Because brands, whether intentional or not, are a direct reflection of leadership. If there’s confusion up there, it echoes everywhere, in your team, your positioning, your customer experience, your marketing… and eventually, your results.
The most common branding problem isn’t visual — it’s strategic.
Too often, branding is seen as a cosmetic fix. Something to delegate when things feel stale or disconnected. A new logo, a fresh look, a more polished tone of voice.
But your brand isn’t failing because of how it looks.
It’s failing because it doesn’t mean anything.
And meaning, the kind that resonates with your team, your audience, and the culture you operate within, starts with you, the leader.
Here’s what happens when there’s no clarity at the top:
Your messaging changes with every campaign, chasing trends instead of driving truth.
Your team operates without alignment, unsure of what the brand actually stands for.
Your customers get mixed signals, and begin to lose trust or interest.
Your marketing spends go up, but your results stay flat, because you’re trying to push a brand that isn’t rooted in anything.
This isn’t a design problem. It’s a leadership disconnect.
What CEOs often get wrong about branding:
They treat it like a one-time event, rather than an ongoing business strategy.
They delegate it to the marketing team, instead of owning it as leaders.
They start with the visual identity, instead of the internal belief system.

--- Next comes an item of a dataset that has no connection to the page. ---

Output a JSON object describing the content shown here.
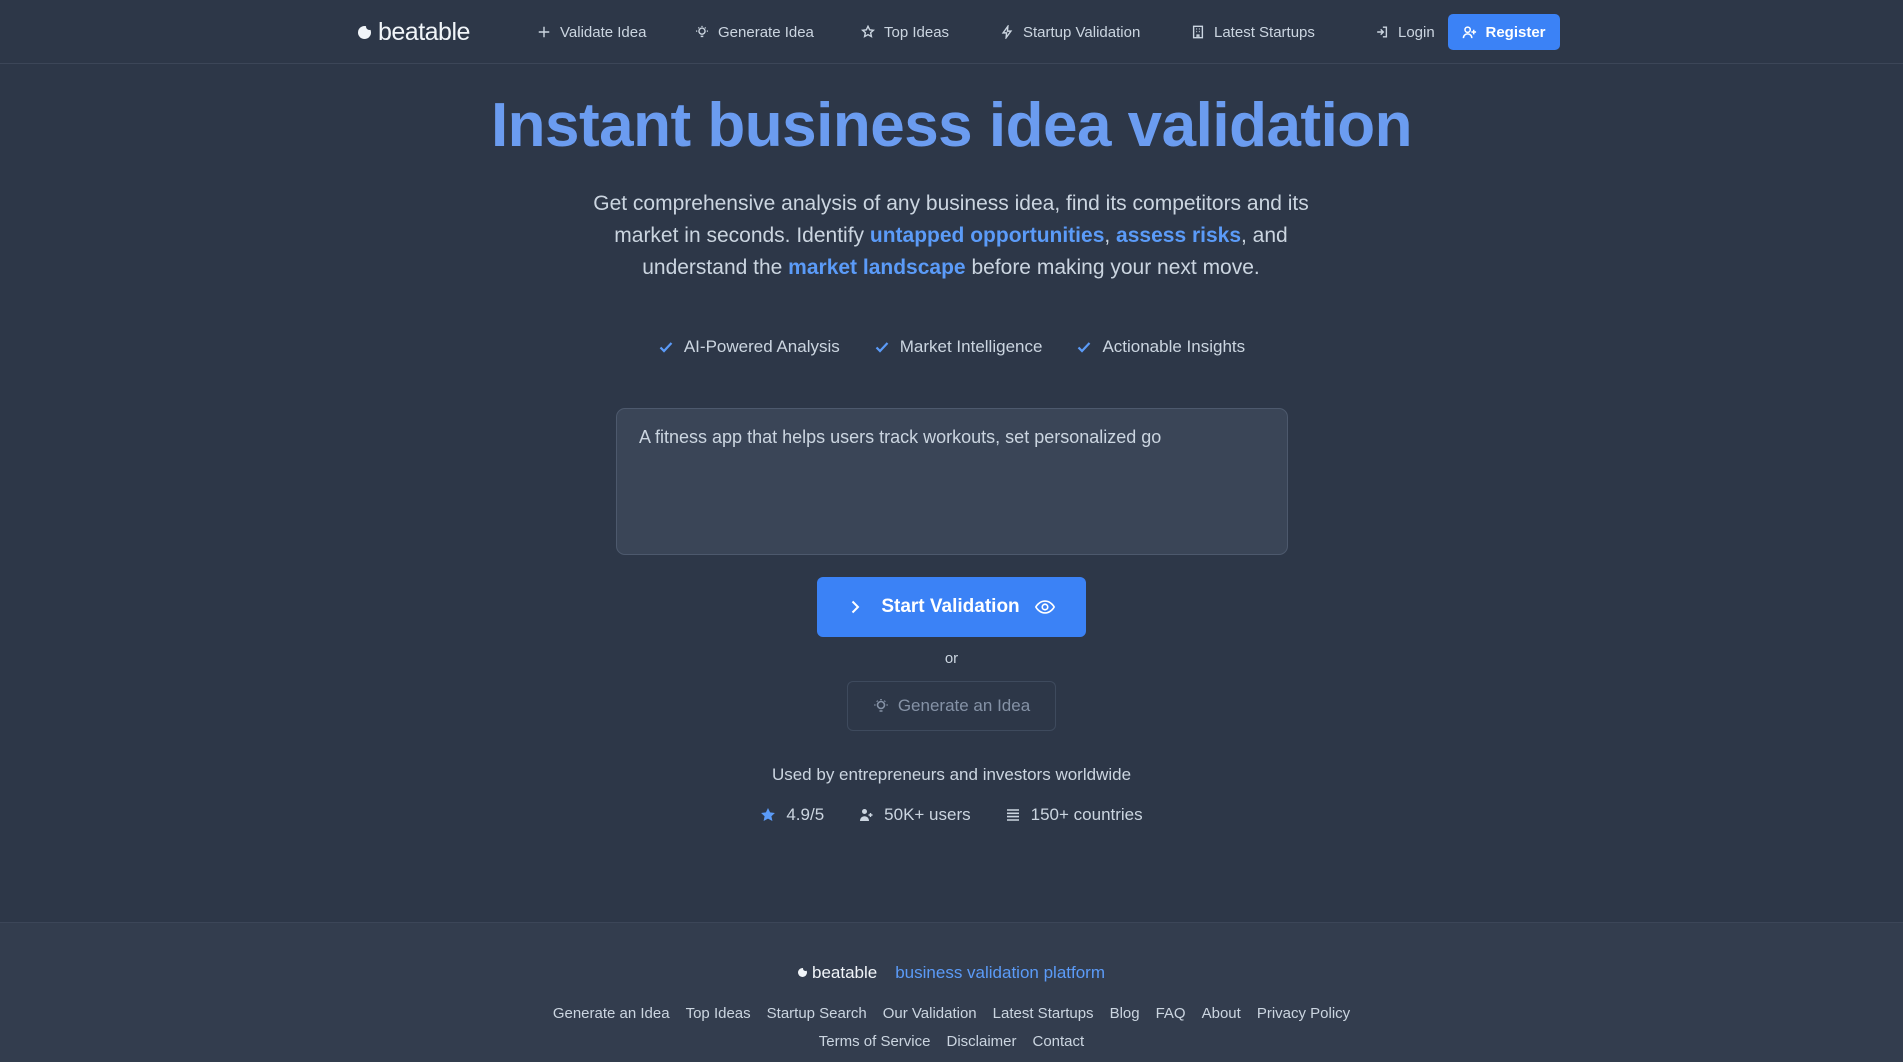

They confuse awareness with alignment, and wonder why the brand doesn’t convert.
A brand isn’t built when you hire an agency.
It’s built the moment you decide what your business stands for, and lead from that place consistently.
So what should you do instead?
Start with belief. Start with purpose. Start with strategy.
Because when you’re clear on who you are and where you’re headed, your brand becomes more than a campaign. It becomes a culture.
Define your positioning. Align your team. Build your belief system from the inside out. Then, and only then, express it through your brand identity.
That’s the work we do.
That’s where the shift happens.
And that’s when the brand finally starts to work, because it’s no longer pretending. It’s leading.
If you're a leader feeling that internal pull to rethink your brand, don’t start with the visuals.
Start with you.
Because when you’re clear, everything else aligns.